Mis disco de Aute, mis vinilos de Aute son Fuga, Rito y Espuma. Luego llegará Slowly, donde el diario de viaje y vida será completo, pero en los tres, en Fuga, Rito y Espuma, solo el delirio de plomo de Francisco de Goya, Aute acabará en el mismo saturnismo, enterrado en el fuego negro de la locura, pero en “Entre amigo”, como muy bien explica José Manuel García, la voz de Aute es un susurro de saliva y recuerdo. Recuerdo cuando Aute era joven y la muerte una metáfora para explicar lo magnífico de los demás. El fraseo de “Queda la música” con los teclados susurrantes, la melancolía en tango, Fuster y Mendo, rótulos finales de los primeros ochenta en cualquier pantalla de televisión y cine. La versión de “Al alba” es un estallido de palomas cubiertas de alquitrán, la percusión de Semana Santa, como una saeta ácrata, resuena al arranque del acorde, hasta que los dedos de Luis Eduardo se cubren de sangre.
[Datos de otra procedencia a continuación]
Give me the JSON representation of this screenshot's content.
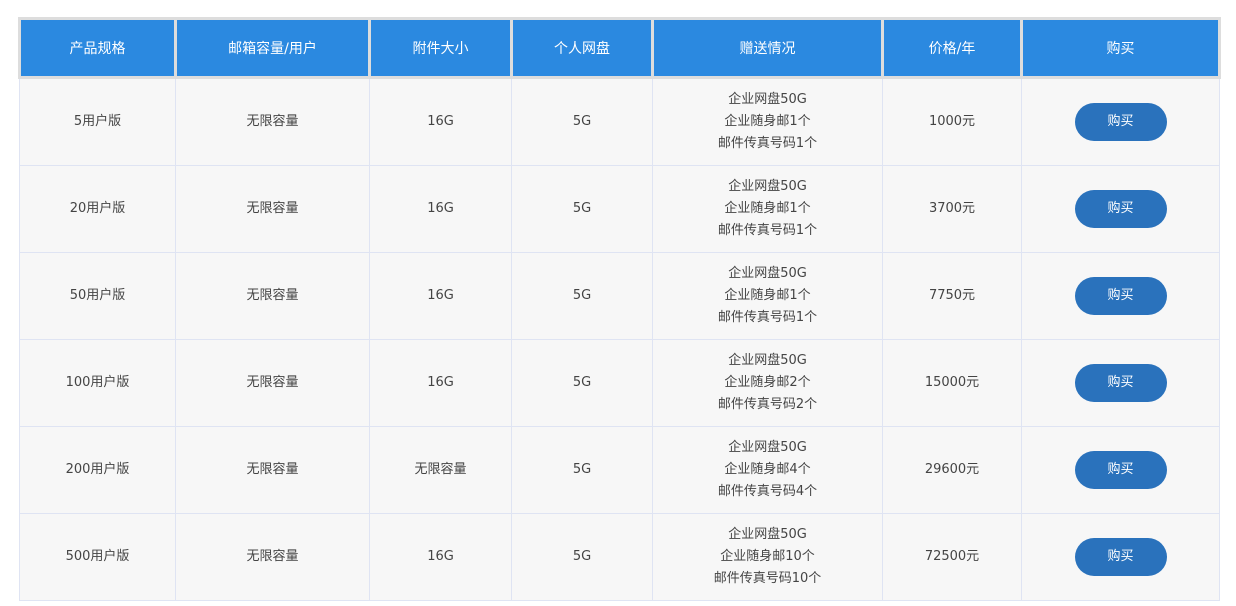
{
  "table": {
    "headers": [
      "产品规格",
      "邮箱容量/用户",
      "附件大小",
      "个人网盘",
      "赠送情况",
      "价格/年",
      "购买"
    ],
    "rows": [
      {
        "spec": "5用户版",
        "capacity": "无限容量",
        "attachment": "16G",
        "disk": "5G",
        "gifts": [
          "企业网盘50G",
          "企业随身邮1个",
          "邮件传真号码1个"
        ],
        "price": "1000元",
        "buy": "购买"
      },
      {
        "spec": "20用户版",
        "capacity": "无限容量",
        "attachment": "16G",
        "disk": "5G",
        "gifts": [
          "企业网盘50G",
          "企业随身邮1个",
          "邮件传真号码1个"
        ],
        "price": "3700元",
        "buy": "购买"
      },
      {
        "spec": "50用户版",
        "capacity": "无限容量",
        "attachment": "16G",
        "disk": "5G",
        "gifts": [
          "企业网盘50G",
          "企业随身邮1个",
          "邮件传真号码1个"
        ],
        "price": "7750元",
        "buy": "购买"
      },
      {
        "spec": "100用户版",
        "capacity": "无限容量",
        "attachment": "16G",
        "disk": "5G",
        "gifts": [
          "企业网盘50G",
          "企业随身邮2个",
          "邮件传真号码2个"
        ],
        "price": "15000元",
        "buy": "购买"
      },
      {
        "spec": "200用户版",
        "capacity": "无限容量",
        "attachment": "无限容量",
        "disk": "5G",
        "gifts": [
          "企业网盘50G",
          "企业随身邮4个",
          "邮件传真号码4个"
        ],
        "price": "29600元",
        "buy": "购买"
      },
      {
        "spec": "500用户版",
        "capacity": "无限容量",
        "attachment": "16G",
        "disk": "5G",
        "gifts": [
          "企业网盘50G",
          "企业随身邮10个",
          "邮件传真号码10个"
        ],
        "price": "72500元",
        "buy": "购买"
      }
    ]
  },
  "colors": {
    "header_bg": "#2b89e0",
    "button_bg": "#2a72bc",
    "row_bg": "#f7f7f7"
  }
}
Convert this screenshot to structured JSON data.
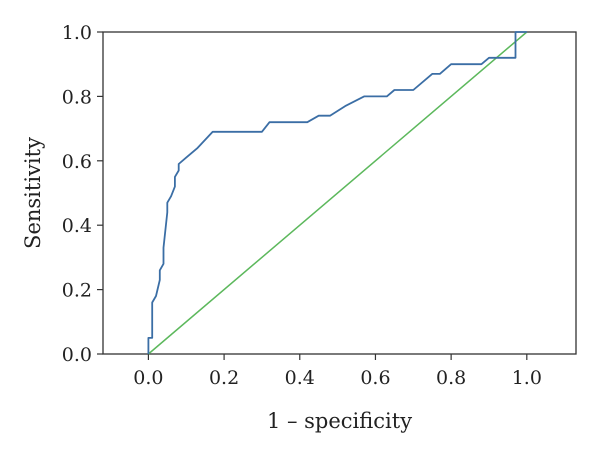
{
  "chart_data": {
    "type": "line",
    "title": "",
    "xlabel": "1 – specificity",
    "ylabel": "Sensitivity",
    "xlim": [
      -0.12,
      1.13
    ],
    "ylim": [
      0.0,
      1.0
    ],
    "x_ticks": [
      0.0,
      0.2,
      0.4,
      0.6,
      0.8,
      1.0
    ],
    "y_ticks": [
      0.0,
      0.2,
      0.4,
      0.6,
      0.8,
      1.0
    ],
    "x_tick_labels": [
      "0.0",
      "0.2",
      "0.4",
      "0.6",
      "0.8",
      "1.0"
    ],
    "y_tick_labels": [
      "0.0",
      "0.2",
      "0.4",
      "0.6",
      "0.8",
      "1.0"
    ],
    "grid": false,
    "legend": "none",
    "series": [
      {
        "color": "#3b6ea5",
        "x": [
          0.0,
          0.0,
          0.01,
          0.01,
          0.02,
          0.03,
          0.03,
          0.04,
          0.04,
          0.05,
          0.05,
          0.06,
          0.07,
          0.07,
          0.08,
          0.08,
          0.1,
          0.13,
          0.17,
          0.2,
          0.3,
          0.32,
          0.42,
          0.45,
          0.48,
          0.52,
          0.57,
          0.63,
          0.65,
          0.7,
          0.75,
          0.77,
          0.8,
          0.88,
          0.9,
          0.97,
          0.97,
          1.0
        ],
        "y": [
          0.0,
          0.05,
          0.05,
          0.16,
          0.18,
          0.23,
          0.26,
          0.28,
          0.33,
          0.44,
          0.47,
          0.49,
          0.52,
          0.55,
          0.57,
          0.59,
          0.61,
          0.64,
          0.69,
          0.69,
          0.69,
          0.72,
          0.72,
          0.74,
          0.74,
          0.77,
          0.8,
          0.8,
          0.82,
          0.82,
          0.87,
          0.87,
          0.9,
          0.9,
          0.92,
          0.92,
          1.0,
          1.0
        ]
      },
      {
        "color": "#5cb85c",
        "x": [
          0.0,
          1.0
        ],
        "y": [
          0.0,
          1.0
        ]
      }
    ]
  }
}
Voces y voces.
Que el rock y el pop de mediados de los noventa dejara sobrevivir a Aute, que convocó a su Jane Birkin particular en la mejor Christina Rosenvinge, dejó a los Silvio y a los Pablos en iconos de algo que se desmenuzaba entre los dedos de la crueldad. Luego estábamos los seguidores en paralelo, los que no le pedían a Fito Páez que contara más y más mentiros. En la paranoia presencial evitamos el ochentero “A vivir” y volvemos al gusto de “No te desnudes todavía”. Era el Aute más cinematográfico, el de James Dean pero también el de Volver a empezar. Con flautas y baterías que son siempre una ola.
La documentación de José Manuel García Gil es delicada y nutritiva, porque selecciona perfectamente el antes, el durante y el después, con todos los elementos artísticos y del negocio que justifican y aclimatan el éxito masivo de Aute. Aunque alguno está más cerca del pudor que de la curiosidad, con este disco, que llega a la vez que otra década muy distinta -ya he comentado antes, mi primer tocadiscos es de mediados de los noventa-, pero seguía siendo material del que está hecha la belleza: cristal de mujer, hielo de hombre, todo mezclado. La infidelidad, las relaciones tumultuosas, verbalizar el final del cuento de hadas, del amor absoluto, es uno de los elementos narrativos más potentes de Aute, “Solo pasaba por aquí” o “Las cuatro y diez”.
Narrador de los primeros embates del aburrimiento burgués, Aute no quería ser maldito, quería ser feliz. La poesía de Luis Antonio de Villena con ese deje de islas paradisiacas o de el costumbrismo canalla de corbata de Luis Alberto de Cuenca… todos los poetas, como Aute, como Gil de Biedma, de nombres compuestos. Casi más aristócratas que vendedores de folios grapados.
«Pero el consumidor de su música, el matrimonio con su R12 camino de la playa en agosto, se sabían en un mundo cambiante y muchos, quizá tus padres o los míos, deseaban que aquella poesía, que aquellas historias, lixiviaran en sus hijos, sentados en el asiento de atrás, convertidos veinte, treinta años más tarde en amanuenses de la palabra, que vuelven, una y otra vez, a Luis Eduardo Aute».
Pero yo no me despido sin esta macarrada. El Teddy, el de los Canarios, con Aute, con Dylan, los demonios eléctricos… y Javier Gurruchaga, otro de los grandes.